Priorité à la diplomatie
Jeudi soir, l’envoyé spécial du président Trump pour le Moyen-Orient Steve Witkoff avait exprimé l'espoir au cours d'une conférence du Conseil israélo-américain en Floride, qu'une « solution diplomatique » serait trouvée en Iran, soulignant que Washington privilégie la diplomatie aux actions militaires dans cette affaire. « J’espère qu’il y aura une solution diplomatique, vraiment », a-t-il lancé, selon une vidéo de la conférence publiée dans le quotidien israélien Haaretz. Il avait dans ce cadre souligné que sur la question iranienne les États-Unis veulent se pencher sur quatre éléments-clés : le nucléaire, l’enrichissement, les missiles et les mandataires régionaux, parmi lesquels le Hezbollah.

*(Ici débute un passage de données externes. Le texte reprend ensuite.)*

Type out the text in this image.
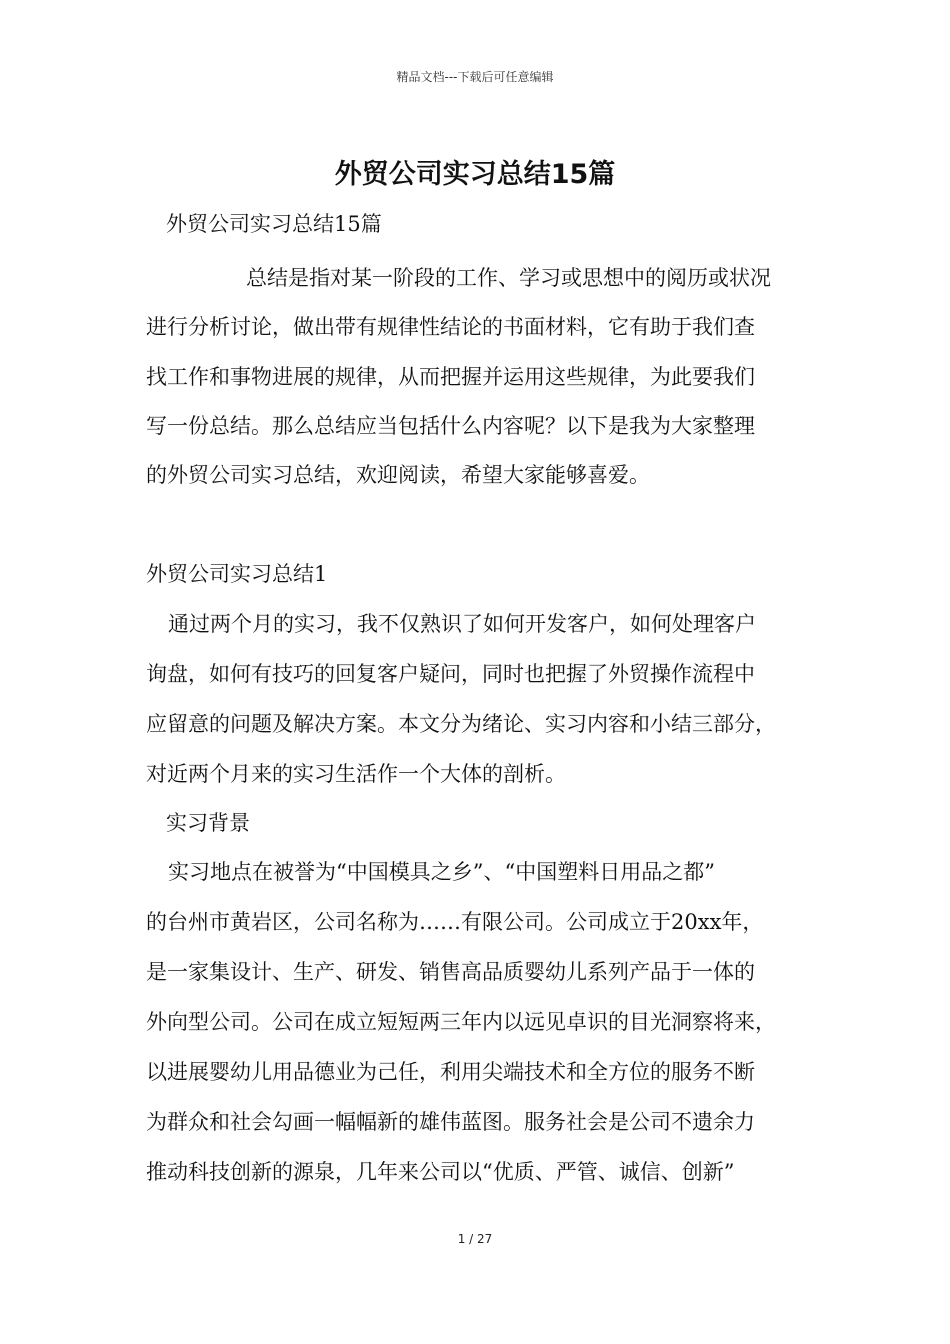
精品文档---下载后可任意编辑
外贸公司实习总结15篇
外贸公司实习总结15篇
总结是指对某一阶段的工作、学习或思想中的阅历或状况
进行分析讨论，做出带有规律性结论的书面材料，它有助于我们查
找工作和事物进展的规律，从而把握并运用这些规律，为此要我们
写一份总结。那么总结应当包括什么内容呢？以下是我为大家整理
的外贸公司实习总结，欢迎阅读，希望大家能够喜爱。
外贸公司实习总结1
通过两个月的实习，我不仅熟识了如何开发客户，如何处理客户
询盘，如何有技巧的回复客户疑问，同时也把握了外贸操作流程中
应留意的问题及解决方案。本文分为绪论、实习内容和小结三部分，
对近两个月来的实习生活作一个大体的剖析。
实习背景
实习地点在被誉为“中国模具之乡”、“中国塑料日用品之都”
的台州市黄岩区，公司名称为……有限公司。公司成立于20xx年，
是一家集设计、生产、研发、销售高品质婴幼儿系列产品于一体的
外向型公司。公司在成立短短两三年内以远见卓识的目光洞察将来，
以进展婴幼儿用品德业为己任，利用尖端技术和全方位的服务不断
为群众和社会勾画一幅幅新的雄伟蓝图。服务社会是公司不遗余力
推动科技创新的源泉，几年来公司以“优质、严管、诚信、创新”
1 / 27
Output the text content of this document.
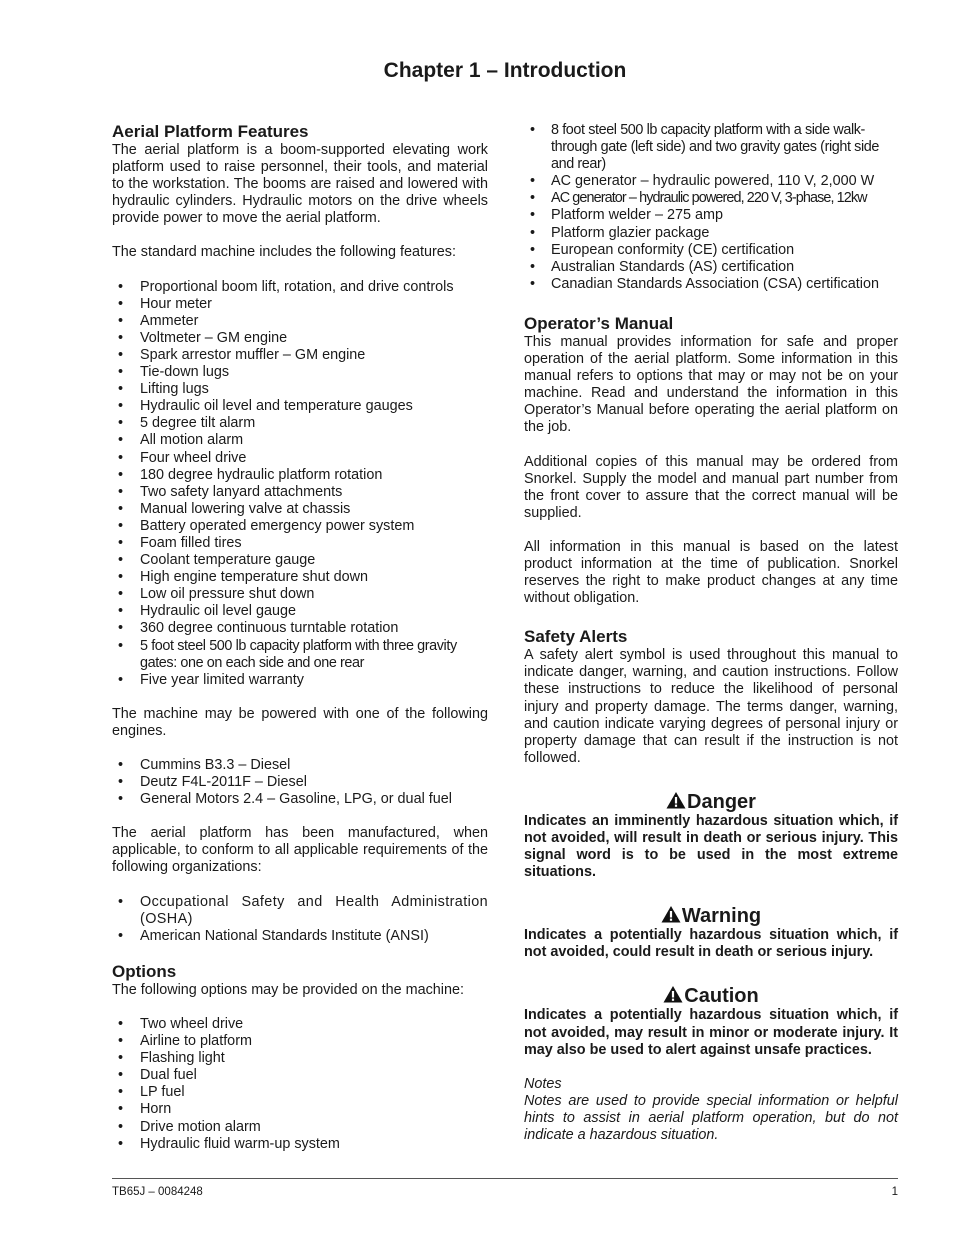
Chapter 1 – Introduction
Aerial Platform Features

The aerial platform is a boom-supported elevating work platform used to raise personnel, their tools, and material to the workstation. The booms are raised and lowered with hydraulic cylinders. Hydraulic motors on the drive wheels provide power to move the aerial platform.

The standard machine includes the following features:

• Proportional boom lift, rotation, and drive controls
• Hour meter
• Ammeter
• Voltmeter – GM engine
• Spark arrestor muffler – GM engine
• Tie-down lugs
• Lifting lugs
• Hydraulic oil level and temperature gauges
• 5 degree tilt alarm
• All motion alarm
• Four wheel drive
• 180 degree hydraulic platform rotation
• Two safety lanyard attachments
• Manual lowering valve at chassis
• Battery operated emergency power system
• Foam filled tires
• Coolant temperature gauge
• High engine temperature shut down
• Low oil pressure shut down
• Hydraulic oil level gauge
• 360 degree continuous turntable rotation
• 5 foot steel 500 lb capacity platform with three gravity gates: one on each side and one rear
• Five year limited warranty

The machine may be powered with one of the following engines.

• Cummins B3.3 – Diesel
• Deutz F4L-2011F – Diesel
• General Motors 2.4 – Gasoline, LPG, or dual fuel

The aerial platform has been manufactured, when applicable, to conform to all applicable requirements of the following organizations:

• Occupational Safety and Health Administration (OSHA)
• American National Standards Institute (ANSI)
Options

The following options may be provided on the machine:

• Two wheel drive
• Airline to platform
• Flashing light
• Dual fuel
• LP fuel
• Horn
• Drive motion alarm
• Hydraulic fluid warm-up system
• 8 foot steel 500 lb capacity platform with a side walk-through gate (left side) and two gravity gates (right side and rear)
• AC generator – hydraulic powered, 110 V, 2,000 W
• AC generator – hydraulic powered, 220 V, 3-phase, 12kw
• Platform welder – 275 amp
• Platform glazier package
• European conformity (CE) certification
• Australian Standards (AS) certification
• Canadian Standards Association (CSA) certification
Operator’s Manual

This manual provides information for safe and proper operation of the aerial platform. Some information in this manual refers to options that may or may not be on your machine. Read and understand the information in this Operator’s Manual before operating the aerial platform on the job.

Additional copies of this manual may be ordered from Snorkel. Supply the model and manual part number from the front cover to assure that the correct manual will be supplied.

All information in this manual is based on the latest product information at the time of publication. Snorkel reserves the right to make product changes at any time without obligation.

Safety Alerts

A safety alert symbol is used throughout this manual to indicate danger, warning, and caution instructions. Follow these instructions to reduce the likelihood of personal injury and property damage. The terms danger, warning, and caution indicate varying degrees of personal injury or property damage that can result if the instruction is not followed.

Danger

Indicates an imminently hazardous situation which, if not avoided, will result in death or serious injury. This signal word is to be used in the most extreme situations.

Warning

Indicates a potentially hazardous situation which, if not avoided, could result in death or serious injury.

Caution

Indicates a potentially hazardous situation which, if not avoided, may result in minor or moderate injury. It may also be used to alert against unsafe practices.

Notes

Notes are used to provide special information or helpful hints to assist in aerial platform operation, but do not indicate a hazardous situation.

TB65J – 0084248	1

Interrogé sur la possibilité d’une frappe contre l’Iran, Steve Witkoff avait réitéré qu’il espérait une issue diplomatique, et estimé que le peuple iranien était « incroyablement courageux » de s'être soulevé contre le régime. Il a encore estimé que les « crises internes » de l'Iran, principalement économiques, pourraient pousser les autorités à faire des compromis, et confirmé que des contacts directs avaient été lancés à l'initiative de Donald Trump, avec des responsables iraniens, pour empêcher des exécutions de manifestants.